Just like Pluto, the iconic dinosaur genus was demoted decades ago and classified under another sauropod genus. But a more sophisticated taxonomy recently published by researchers in the UK and Portugal warrants a revisit of the shelved, but never forgotten Brontosaurus.
A long-necked giant on its own
Brontsaurus or the “thunder lizard” was first unearthed by famed paleontologist Othniel Charles Marsh from the 150-million-year-old rock of Como Bluff, Wyoming. In his 1879 paper, Marsh described the remains as belonging to a “monster” of a dinosaur which he called Brontosaurus. This was a Gold Rush time in paleontology – when science came in second, and everyone just wanted to find things. We have to keep in mind that Darwin had only recently published his seminal Origins of Species which explained evolution and geologists were only beginning to measure the age of the Earth with accuracy. Imagine their surprise when they found the Earth was more than four billion years old… ooops! Back to the Brontosaurus, amid these troubled times, the huge, long-necked dinosaur quickly grew in popular appeal. In 1905 in New York City, it was one of the first dinosaurs to be assembled in a museum. Once people got to visit the museums and saw the huge dino on display, the name Brontosaurus stuck.
Beginning with 1903, however, another paleontologist called Elmer Riggs found that the so-called Brontosaurus was barely distinguishable from another sauropod Marsh had discovered earlier, Apatosaurus ajax. According to measurements made during those times, the only distinguishable hallmark were the number of sacrum bones which connect the tail to the spinal chord. Apatosaurus had three such bones, while Brontosaurus had five. Riggs concluded that the two dinosaurs species were actually two specimens belonging to the same species. The Brontosaurus, Riggs concluded, was in fact a younger version of an adult Apatosaurus and the extra sacrum bones would had fused together as the dinosaur aged. Eventually, Riggs came around and acknowledged that there were some other differences between the two dinosaurs, but not enough to warrant a new genus. So Brontosaurus was turned into Apatosaurus excelsus, and by the 1970s every scholar had forgone the Brontosaurus. Yet, even to this day the public still recognizes the Brontosaurus even though many aren’t aware that, scientifically at least, there’s no such thing anymore.
This taxonomy might not be correct, however, according to a new research which studied the digital libraries containing high-res scans of every diplodocid bone ever dug up. Some 500 anatomical landmarks were identified in 81 species. These include things like neck bone size, shoulder blade shape and so on. Surprisingly, the general shape of the diplodocid tree as described by paleontologist remained virtually unchanged with one notable exception: the fossils first described by Marsh as belong to Brontosaurus differed from the two Apatosaurus species.
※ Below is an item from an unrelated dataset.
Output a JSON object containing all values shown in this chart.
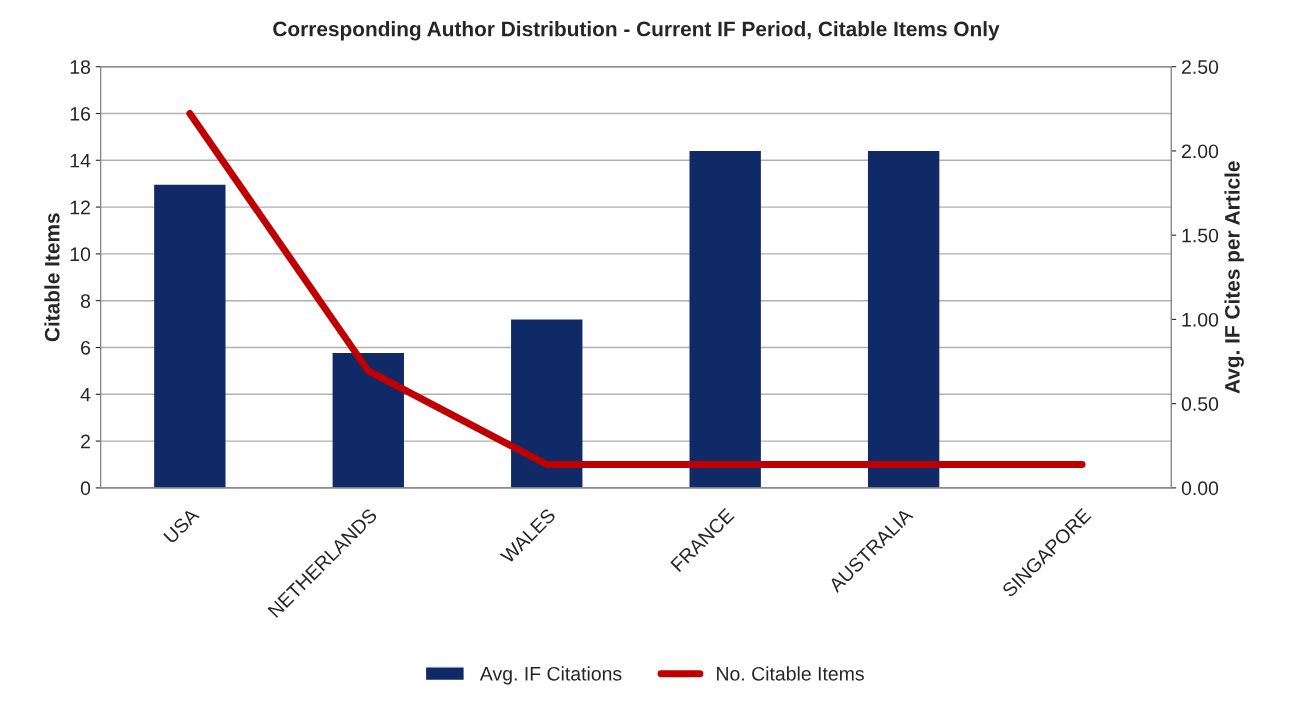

“The most obvious and visual feature would be that Apatosaurus has a wider neck than Brontosaurus,” says says study co-author Emmanuel Tschopp of the Universidade Nova de Lisboa. And despite the title of “thunder lizard,” Brontosaurus was not quite as robust as Apatosaurus.
“We were very surprised when we got these results that Brontosaurus was valid again,” the researchers concluded in PeerJ.
To be sure, the team enlisted the help of Roger Benson at the University of Oxford, who is an expert in using statistical analyses to verify speciation. His work found no fault in the model, supporting the claim that Brontosaurus deserves his own genus after all.
“It was a number of small differences that were important, but probably the most obvious features that would help distinguish the two is that the Apatosaurus has an extremely wide neck, where Brontosaurus‘ is more high than wide,” Benson said, echoing Tscopp’s conclusions.
This is far from a settled matter. Some researchers may look at the result and conclude that Brontosaurus should still be an Apatosaurus because of their close relationship, forming what paleontologists call a monophyletic group, others might emphasize the diversity at play and call for a separate genus. But this is a good thing, because the debate might generate a new standard used to better differentiate species, genus, orders or families.